Hope can be a kind of burden, especially as the slog through the two pandemics—coronavirus and systemic racism—continues. Hope can humble us. When we are weary and helpless, it is often all we have. Hope is not the same thing as optimism.

The former Czech president Vaclav Havel wrote that “hope is not the same as joy that things are going well, or willingness to invest in enterprises that are obviously headed for early success, but rather an ability to work for something because it is good.”

Sometimes it would be easier to let go of hope. Anyone who has ever chosen to go through risky cancer treatment or anyone who has accompanied someone in that situation knows about the vulnerability of hope. You might think of a time in your own life when you’ve experienced this vulnerability in hope. Christ models the way that we bear this burden: he is gentle and humble in heart, and that is what he tells us to learn from him. (Some versions say “meek and lowly in heart.”) He is willing to be vulnerable.
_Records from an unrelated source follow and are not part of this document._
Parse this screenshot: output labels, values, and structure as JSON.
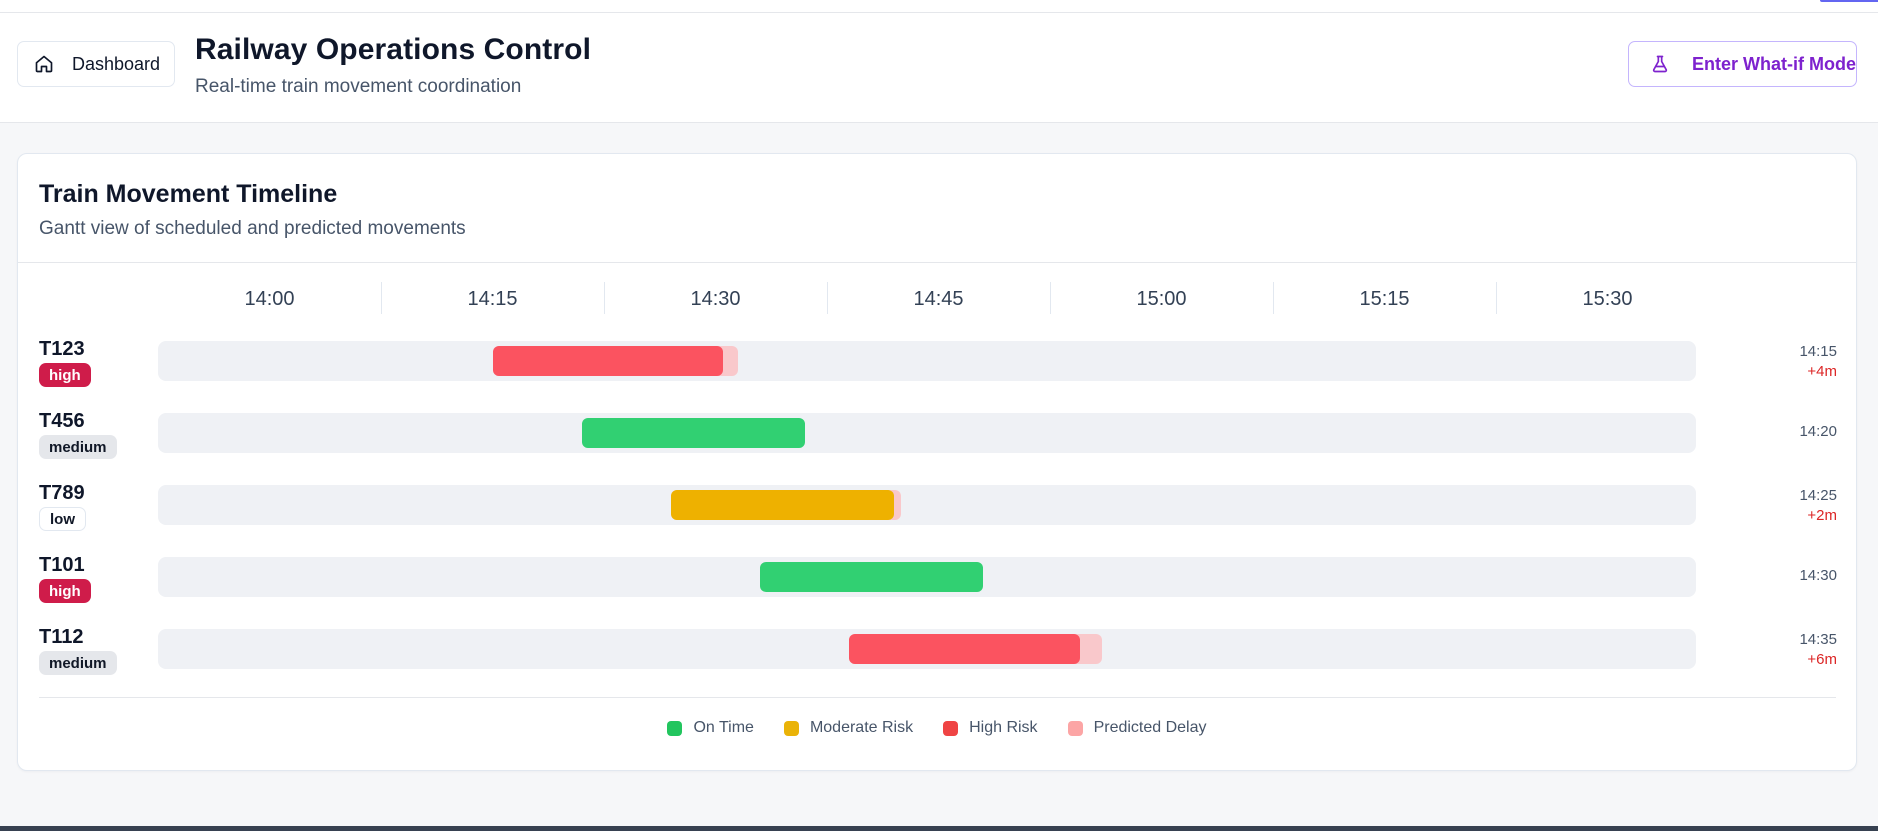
{
  "header": {
    "dashboard_label": "Dashboard",
    "title": "Railway Operations Control",
    "subtitle": "Real-time train movement coordination",
    "whatif_label": "Enter What-if Mode"
  },
  "timeline": {
    "title": "Train Movement Timeline",
    "subtitle": "Gantt view of scheduled and predicted movements",
    "axis_labels": [
      "14:00",
      "14:15",
      "14:30",
      "14:45",
      "15:00",
      "15:15",
      "15:30"
    ],
    "trains": [
      {
        "id": "T123",
        "priority": "high",
        "time": "14:15",
        "delay": "+4m",
        "status": "high-risk",
        "start": "14:15",
        "end": "14:30.5",
        "delay_end": "14:31.5"
      },
      {
        "id": "T456",
        "priority": "medium",
        "time": "14:20",
        "delay": "",
        "status": "on-time",
        "start": "14:21",
        "end": "14:36",
        "delay_end": null
      },
      {
        "id": "T789",
        "priority": "low",
        "time": "14:25",
        "delay": "+2m",
        "status": "moderate-risk",
        "start": "14:27",
        "end": "14:42",
        "delay_end": "14:42.5"
      },
      {
        "id": "T101",
        "priority": "high",
        "time": "14:30",
        "delay": "",
        "status": "on-time",
        "start": "14:33",
        "end": "14:48",
        "delay_end": null
      },
      {
        "id": "T112",
        "priority": "medium",
        "time": "14:35",
        "delay": "+6m",
        "status": "high-risk",
        "start": "14:39",
        "end": "14:54.5",
        "delay_end": "14:56"
      }
    ]
  },
  "legend": [
    {
      "label": "On Time",
      "color": "#22c55e"
    },
    {
      "label": "Moderate Risk",
      "color": "#eab308"
    },
    {
      "label": "High Risk",
      "color": "#ef4444"
    },
    {
      "label": "Predicted Delay",
      "color": "#fca5a5"
    }
  ],
  "colors": {
    "on-time": "#31d072",
    "moderate-risk": "#eeb100",
    "high-risk": "#fb5360",
    "predicted-delay": "#f9c8cb",
    "accent": "#7e22ce"
  }
}
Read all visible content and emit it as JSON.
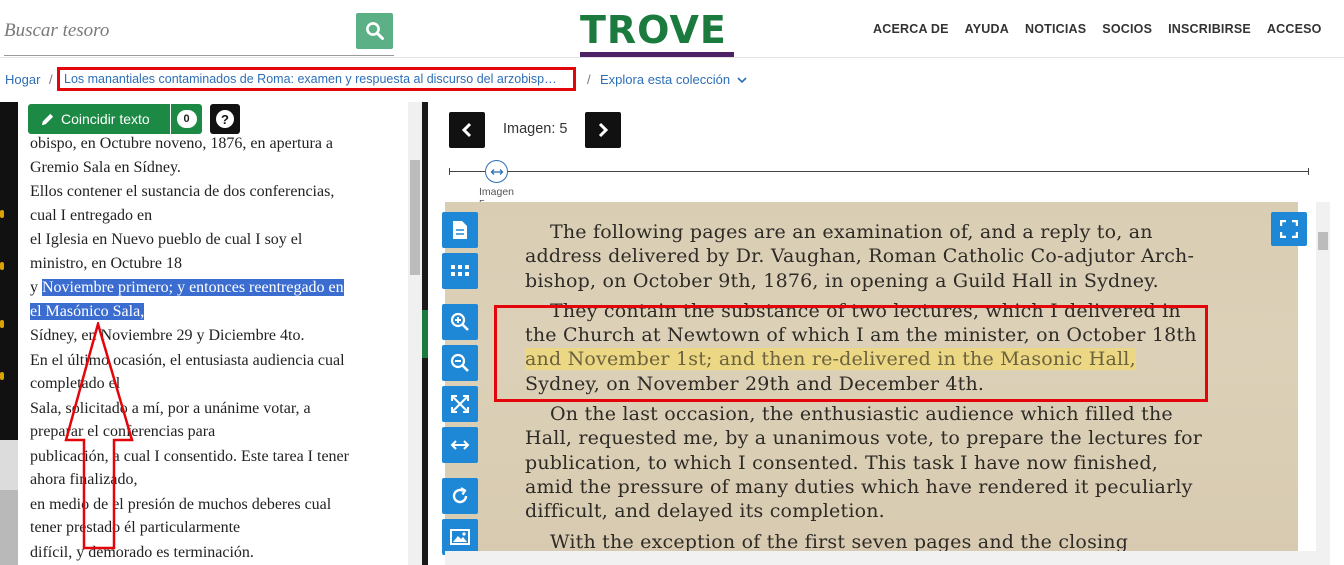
{
  "search": {
    "placeholder": "Buscar tesoro"
  },
  "logo": {
    "text": "TROVE"
  },
  "nav": [
    "ACERCA DE",
    "AYUDA",
    "NOTICIAS",
    "SOCIOS",
    "INSCRIBIRSE",
    "ACCESO"
  ],
  "breadcrumb": {
    "home": "Hogar",
    "separator": "/",
    "current": "Los manantiales contaminados de Roma: examen y respuesta al discurso del arzobisp…",
    "explore": "Explora esta colección"
  },
  "text_panel": {
    "match_button": "Coincidir texto",
    "count": "0",
    "help": "?",
    "lines": [
      [
        "obispo, en Octubre noveno, 1876, en apertura a",
        "Gremio Sala en Sídney."
      ],
      [
        "Ellos contener el sustancia de dos conferencias,",
        "cual I entregado en"
      ],
      [
        "el Iglesia en Nuevo pueblo de cual I soy el",
        "ministro, en Octubre 18"
      ],
      [
        "Sídney, en Noviembre 29 y Diciembre 4to."
      ],
      [
        "En el último ocasión, el entusiasta audiencia cual",
        "completado el"
      ],
      [
        "Sala, solicitado a mí, por a unánime votar, a",
        "preparar el conferencias para"
      ],
      [
        "publicación, a cual I consentido. Este tarea I tener",
        "ahora finalizado,"
      ],
      [
        "en medio de el presión de muchos deberes cual",
        "tener prestado él particularmente"
      ],
      [
        "difícil, y demorado es terminación."
      ]
    ],
    "highlight_prefix": "y",
    "highlight_text_1": "Noviembre primero; y entonces reentregado en",
    "highlight_text_2": "el Masónico Sala,"
  },
  "viewer": {
    "image_label": "Imagen: 5",
    "slider_label_1": "Imagen",
    "slider_label_2": "5",
    "scan_paragraphs": [
      [
        "The following pages are an examination of, and a reply to, an",
        "address delivered by Dr. Vaughan, Roman Catholic Co-adjutor Arch-",
        "bishop, on October 9th, 1876, in opening a Guild Hall in Sydney."
      ],
      [
        "They contain the substance of two lectures, which I delivered in",
        "the Church at Newtown of which I am the minister, on October 18th"
      ],
      [
        "Sydney, on November 29th and December 4th."
      ],
      [
        "On the last occasion, the enthusiastic audience which filled the",
        "Hall, requested me, by a unanimous vote, to prepare the lectures for",
        "publication, to which I consented. This task I have now finished,",
        "amid the pressure of many duties which have rendered it peculiarly",
        "difficult, and delayed its completion."
      ],
      [
        "With the exception of the first seven pages and the closing"
      ]
    ],
    "scan_highlight": "and November 1st; and then re-delivered in the Masonic Hall,"
  },
  "colors": {
    "brand_green": "#1b7a3e",
    "brand_purple": "#4b2266",
    "tool_blue": "#1e88d6",
    "annotation_red": "#e3050a",
    "highlight_blue": "#3b6ccf"
  }
}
He offers peace. He offers rest.

I have been feeling very burdened, as I know many of you do, as well, by the moral reckoning happening in our country right now. I mentioned the two pandemics: It seems that the pandemic of Covid is turning into a battle between people who are willing to be yoked together, bearing one another’s burdens, and people whose primary concern is their own autonomy.
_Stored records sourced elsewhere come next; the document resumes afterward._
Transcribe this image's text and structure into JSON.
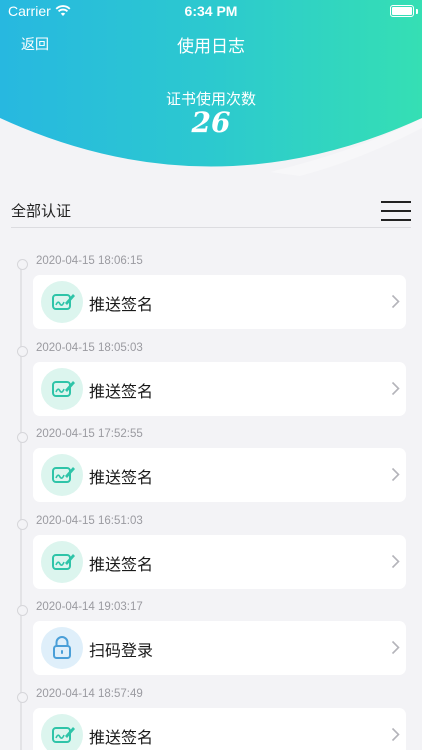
{
  "status_bar": {
    "carrier": "Carrier",
    "time": "6:34 PM"
  },
  "nav": {
    "back_label": "返回",
    "title": "使用日志"
  },
  "summary": {
    "label": "证书使用次数",
    "count": "26"
  },
  "filter": {
    "label": "全部认证"
  },
  "colors": {
    "header_start": "#27b8e0",
    "header_end": "#35dfb4",
    "sign_icon": "#2ec4a8",
    "lock_icon": "#4a9fd8"
  },
  "log_entries": [
    {
      "timestamp": "2020-04-15 18:06:15",
      "action": "推送签名",
      "icon": "signature-icon"
    },
    {
      "timestamp": "2020-04-15 18:05:03",
      "action": "推送签名",
      "icon": "signature-icon"
    },
    {
      "timestamp": "2020-04-15 17:52:55",
      "action": "推送签名",
      "icon": "signature-icon"
    },
    {
      "timestamp": "2020-04-15 16:51:03",
      "action": "推送签名",
      "icon": "signature-icon"
    },
    {
      "timestamp": "2020-04-14 19:03:17",
      "action": "扫码登录",
      "icon": "lock-icon"
    },
    {
      "timestamp": "2020-04-14 18:57:49",
      "action": "推送签名",
      "icon": "signature-icon"
    }
  ]
}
I feel both hopeful and overwhelmed to imagine that the burden of repairing our racist culture is finally shifting—quite rightly—from the shoulders of people of color to Americans who have controlled our national narrative since the signing of the Declaration of Independence. On this weekend when our nation celebrates the declaration of independence, we need to remember, as Christians, as followers of Jesus, that no one is free when others are oppressed, and that our God is always on the side of the oppressed. To be on God’s side is to break the chains of oppression that bind our Black and brown siblings. This is our burden; God is not going to take it from us, but God is going to partner with us. Let us yoke ourselves to the one who is gentle and humble in heart. Sing a song full of the faith that the dark past has taught us. Sing a song full of the hope that the present has brought us. Let this be our hope.